The proverbial bridge that served to connect the other friendship elements together in a beautiful way that made them impossible to break apart.

The perfect element for when me and Rainbow Dash would join our forces to soundly beat out the other puny amatuers and go forward as the Academy champions who would be fast forwarded to the aerial stunt team of every Pegasi's dreams.
Or so it should have been.
I sat seated in a comfortable sofa in the Foyer, alone with my vision fixed on the big black clock on the cyan blue wall. I had already surrendered my Wonderbolt Cadet uniform to the changing room and was now much less stuffy without a sweating suit of dyed leather.
This improved comfort and another glance at my now completely exposed body only served to remind me of what I stood to lose.
5:25, then 5:26 and soon 5:27.

What would happen when it reached 5:30 when I would be called to Spitfire's office where she claimed she would pass final sentence on what was to happen to me now that I had committed such a dangerous and careless stunt of dishonour.
I was never a pony known for expressing my weaker emotions. So it was all the more surprising when with every passing second my hoof began to vibrate more frantically, my eyes began to blink more uncontrollably and the air-conditioned room seemed to rise several degrees in temperature as a fountain of sweat came coated my skin forcing me to rub repeatedly at my forehead in a vain attempt to dry myself and maintain some degree of composure.

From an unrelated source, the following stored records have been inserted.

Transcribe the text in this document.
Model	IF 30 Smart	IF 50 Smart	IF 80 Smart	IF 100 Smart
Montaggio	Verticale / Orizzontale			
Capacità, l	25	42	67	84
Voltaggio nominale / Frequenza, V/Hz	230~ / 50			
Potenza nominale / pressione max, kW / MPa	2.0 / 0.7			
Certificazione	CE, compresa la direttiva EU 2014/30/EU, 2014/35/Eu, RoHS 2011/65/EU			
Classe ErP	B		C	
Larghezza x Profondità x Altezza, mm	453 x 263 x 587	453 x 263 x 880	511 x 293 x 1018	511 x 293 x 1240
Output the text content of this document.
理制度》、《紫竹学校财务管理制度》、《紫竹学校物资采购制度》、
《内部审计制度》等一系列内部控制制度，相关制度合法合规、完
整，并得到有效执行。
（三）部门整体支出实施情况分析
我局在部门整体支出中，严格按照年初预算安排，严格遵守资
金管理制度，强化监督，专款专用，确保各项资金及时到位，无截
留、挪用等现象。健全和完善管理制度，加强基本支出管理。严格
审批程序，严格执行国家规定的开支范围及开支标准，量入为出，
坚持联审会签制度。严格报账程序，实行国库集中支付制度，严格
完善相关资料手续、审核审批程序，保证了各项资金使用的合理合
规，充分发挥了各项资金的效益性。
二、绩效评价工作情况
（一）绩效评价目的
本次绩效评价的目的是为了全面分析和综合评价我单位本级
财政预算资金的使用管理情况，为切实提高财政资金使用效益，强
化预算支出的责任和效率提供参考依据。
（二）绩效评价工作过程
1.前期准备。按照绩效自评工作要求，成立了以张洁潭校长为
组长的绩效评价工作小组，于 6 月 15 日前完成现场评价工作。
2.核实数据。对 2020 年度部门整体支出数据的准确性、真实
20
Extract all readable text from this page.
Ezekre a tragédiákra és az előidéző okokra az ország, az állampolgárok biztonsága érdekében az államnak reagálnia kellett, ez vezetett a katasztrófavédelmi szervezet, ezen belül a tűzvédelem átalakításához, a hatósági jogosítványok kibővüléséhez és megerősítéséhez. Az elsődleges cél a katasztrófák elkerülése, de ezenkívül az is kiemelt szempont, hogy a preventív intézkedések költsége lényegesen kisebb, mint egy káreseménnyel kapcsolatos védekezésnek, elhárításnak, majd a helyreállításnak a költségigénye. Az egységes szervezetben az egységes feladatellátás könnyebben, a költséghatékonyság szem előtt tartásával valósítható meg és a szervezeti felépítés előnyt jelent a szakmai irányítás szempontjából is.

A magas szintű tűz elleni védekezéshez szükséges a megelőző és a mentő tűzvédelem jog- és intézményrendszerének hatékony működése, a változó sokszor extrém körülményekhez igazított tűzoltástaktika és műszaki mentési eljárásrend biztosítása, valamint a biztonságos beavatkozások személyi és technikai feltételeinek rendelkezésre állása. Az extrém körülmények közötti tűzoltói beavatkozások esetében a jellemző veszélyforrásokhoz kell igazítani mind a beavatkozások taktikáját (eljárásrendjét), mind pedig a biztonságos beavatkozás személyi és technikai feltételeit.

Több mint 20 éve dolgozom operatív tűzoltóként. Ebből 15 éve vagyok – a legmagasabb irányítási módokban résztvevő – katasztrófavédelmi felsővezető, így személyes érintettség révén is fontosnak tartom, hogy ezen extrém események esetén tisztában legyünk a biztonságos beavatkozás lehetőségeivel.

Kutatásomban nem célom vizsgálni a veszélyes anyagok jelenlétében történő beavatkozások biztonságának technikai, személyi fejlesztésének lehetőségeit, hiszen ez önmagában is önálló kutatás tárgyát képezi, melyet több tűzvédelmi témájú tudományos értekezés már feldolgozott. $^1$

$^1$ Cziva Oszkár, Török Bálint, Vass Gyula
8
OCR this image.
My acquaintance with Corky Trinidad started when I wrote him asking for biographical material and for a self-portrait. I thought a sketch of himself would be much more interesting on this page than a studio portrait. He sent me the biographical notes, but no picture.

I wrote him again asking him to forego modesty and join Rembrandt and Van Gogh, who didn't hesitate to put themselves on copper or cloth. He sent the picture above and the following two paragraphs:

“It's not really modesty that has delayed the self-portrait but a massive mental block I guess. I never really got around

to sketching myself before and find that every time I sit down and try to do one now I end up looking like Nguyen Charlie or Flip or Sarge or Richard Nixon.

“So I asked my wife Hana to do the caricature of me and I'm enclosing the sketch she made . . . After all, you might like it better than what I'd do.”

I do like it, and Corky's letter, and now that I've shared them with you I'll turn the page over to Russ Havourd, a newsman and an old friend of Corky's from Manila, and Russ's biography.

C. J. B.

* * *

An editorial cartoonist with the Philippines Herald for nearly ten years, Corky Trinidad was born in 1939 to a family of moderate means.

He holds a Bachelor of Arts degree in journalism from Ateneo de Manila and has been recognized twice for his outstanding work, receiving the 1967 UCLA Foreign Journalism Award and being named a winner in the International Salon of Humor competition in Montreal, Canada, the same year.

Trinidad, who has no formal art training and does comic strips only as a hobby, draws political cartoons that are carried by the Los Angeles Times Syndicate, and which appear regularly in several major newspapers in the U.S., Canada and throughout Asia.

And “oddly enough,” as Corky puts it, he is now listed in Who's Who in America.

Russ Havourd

Yet even these horrible sensations would not compare with the news I was about to be presented with by a mentor who now wanted no part of her once favourite student.
But all my silent prayers served for nought as the hands on the clock finally slid to 5:30 and a set of footsteps begun to echo from the corridor beside me, quiet at first but gradually getting louder and louder.
As mum would have put it, time waited for no pony.